In metal cutting, rake face temperature is a critical factor affecting the quality of processed parts and tool wear. However, this temperature is difficult to estimate because of the high strain rate and barrier effect of chips. This paper presents an integrated analytical and experimental approach to predict rake face temperature, which proposes an improved analytical model considering temperature-dependent thermal properties. The considered temperature properties mainly include thermal conductivity (TC) and thermal diffusivity (TD) of the workpiece and cutting tool, which has rarely been considered in previous studies. With the measured cutting force and tool–chip contact length, the improved analytical model can predict the tool temperature based on an adaptive method to match the thermal properties and temperature at an arbitrary point. Moreover, a relatively new in situ measurement method for directly capturing the radiation of the rake face temperature using a two-colour pyrometer and slotted workpiece is presented. This new technique can eliminate the barrier effect of the chip without interrupting the cutting process. This experimental method is proved to be able to stably measure the rake face temperature with a deviation less than 3%, furthermore, the captured temperatures are much higher when compared with conventional methods under the comparable cutting conditions.
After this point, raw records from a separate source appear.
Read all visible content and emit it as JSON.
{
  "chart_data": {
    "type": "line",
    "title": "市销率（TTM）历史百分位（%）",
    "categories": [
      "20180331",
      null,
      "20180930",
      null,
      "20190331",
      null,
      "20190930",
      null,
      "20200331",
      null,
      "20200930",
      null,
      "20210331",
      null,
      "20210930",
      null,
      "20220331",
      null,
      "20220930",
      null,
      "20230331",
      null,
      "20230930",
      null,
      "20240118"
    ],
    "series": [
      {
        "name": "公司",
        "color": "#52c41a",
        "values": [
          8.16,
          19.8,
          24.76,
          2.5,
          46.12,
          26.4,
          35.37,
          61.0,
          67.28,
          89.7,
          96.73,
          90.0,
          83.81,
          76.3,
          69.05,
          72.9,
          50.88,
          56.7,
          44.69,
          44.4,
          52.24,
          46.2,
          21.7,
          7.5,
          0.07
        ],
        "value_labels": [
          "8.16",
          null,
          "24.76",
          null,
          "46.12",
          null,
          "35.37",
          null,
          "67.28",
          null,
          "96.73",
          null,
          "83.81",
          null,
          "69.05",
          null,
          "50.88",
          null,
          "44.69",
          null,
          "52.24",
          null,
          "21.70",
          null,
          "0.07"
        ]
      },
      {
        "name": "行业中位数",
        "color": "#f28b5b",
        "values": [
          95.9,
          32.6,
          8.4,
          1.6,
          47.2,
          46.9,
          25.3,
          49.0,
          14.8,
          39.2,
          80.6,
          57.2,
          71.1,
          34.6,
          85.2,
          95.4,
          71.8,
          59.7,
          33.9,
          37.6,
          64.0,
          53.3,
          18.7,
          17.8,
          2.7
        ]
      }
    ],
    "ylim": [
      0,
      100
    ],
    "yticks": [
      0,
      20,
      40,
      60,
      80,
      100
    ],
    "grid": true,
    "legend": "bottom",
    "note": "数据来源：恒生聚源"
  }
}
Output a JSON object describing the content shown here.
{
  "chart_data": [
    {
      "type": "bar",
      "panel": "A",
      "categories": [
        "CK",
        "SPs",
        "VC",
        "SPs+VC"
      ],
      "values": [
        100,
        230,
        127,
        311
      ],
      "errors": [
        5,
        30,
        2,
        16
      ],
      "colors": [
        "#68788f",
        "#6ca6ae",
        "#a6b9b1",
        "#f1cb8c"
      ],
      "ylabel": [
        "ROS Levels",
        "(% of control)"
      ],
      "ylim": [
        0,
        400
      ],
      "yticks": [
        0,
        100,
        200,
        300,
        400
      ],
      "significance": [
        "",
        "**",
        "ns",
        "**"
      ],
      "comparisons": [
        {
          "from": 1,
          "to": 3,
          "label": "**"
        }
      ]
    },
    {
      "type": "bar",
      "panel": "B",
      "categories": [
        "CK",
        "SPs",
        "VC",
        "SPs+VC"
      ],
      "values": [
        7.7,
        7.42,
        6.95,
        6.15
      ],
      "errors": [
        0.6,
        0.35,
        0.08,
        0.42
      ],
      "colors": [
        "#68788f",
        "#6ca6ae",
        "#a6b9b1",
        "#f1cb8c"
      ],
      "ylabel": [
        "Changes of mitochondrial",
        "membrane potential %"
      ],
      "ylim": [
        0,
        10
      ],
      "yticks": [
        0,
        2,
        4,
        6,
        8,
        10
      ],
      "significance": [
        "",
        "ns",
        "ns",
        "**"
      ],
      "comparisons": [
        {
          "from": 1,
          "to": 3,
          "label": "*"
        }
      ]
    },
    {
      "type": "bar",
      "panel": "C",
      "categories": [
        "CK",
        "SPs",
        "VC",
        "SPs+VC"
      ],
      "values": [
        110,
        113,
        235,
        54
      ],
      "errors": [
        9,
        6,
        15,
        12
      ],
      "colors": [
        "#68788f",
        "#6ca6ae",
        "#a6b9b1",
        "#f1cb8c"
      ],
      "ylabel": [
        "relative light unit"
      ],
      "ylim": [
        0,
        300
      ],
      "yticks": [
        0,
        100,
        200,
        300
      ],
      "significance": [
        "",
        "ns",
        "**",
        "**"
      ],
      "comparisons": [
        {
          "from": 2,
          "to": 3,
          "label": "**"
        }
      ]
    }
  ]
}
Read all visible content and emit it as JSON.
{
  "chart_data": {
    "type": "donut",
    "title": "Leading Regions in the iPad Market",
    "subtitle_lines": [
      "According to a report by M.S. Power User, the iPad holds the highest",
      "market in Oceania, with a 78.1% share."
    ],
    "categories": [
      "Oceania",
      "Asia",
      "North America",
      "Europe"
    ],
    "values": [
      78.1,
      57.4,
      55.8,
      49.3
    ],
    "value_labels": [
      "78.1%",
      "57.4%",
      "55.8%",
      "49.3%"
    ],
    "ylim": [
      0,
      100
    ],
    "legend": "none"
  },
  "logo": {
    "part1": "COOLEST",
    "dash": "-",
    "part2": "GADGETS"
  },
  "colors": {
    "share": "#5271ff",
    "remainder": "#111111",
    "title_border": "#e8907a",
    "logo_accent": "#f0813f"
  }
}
The comparison of rake face temperature between the predicted and the measured results shows an average prediction error of 8.6% of the proposed method, proving its superiority over conventional models using constant thermal properties. •An improved analytical model is proposed for temperature prediction in metal cutting.•A relatively new experimental setup is presented, which can direct access to the temperature on the rake face.•The proposed measurement method is reliable and sustainable.•The proposed analytical model works better than conventional models that use constant thermal properties.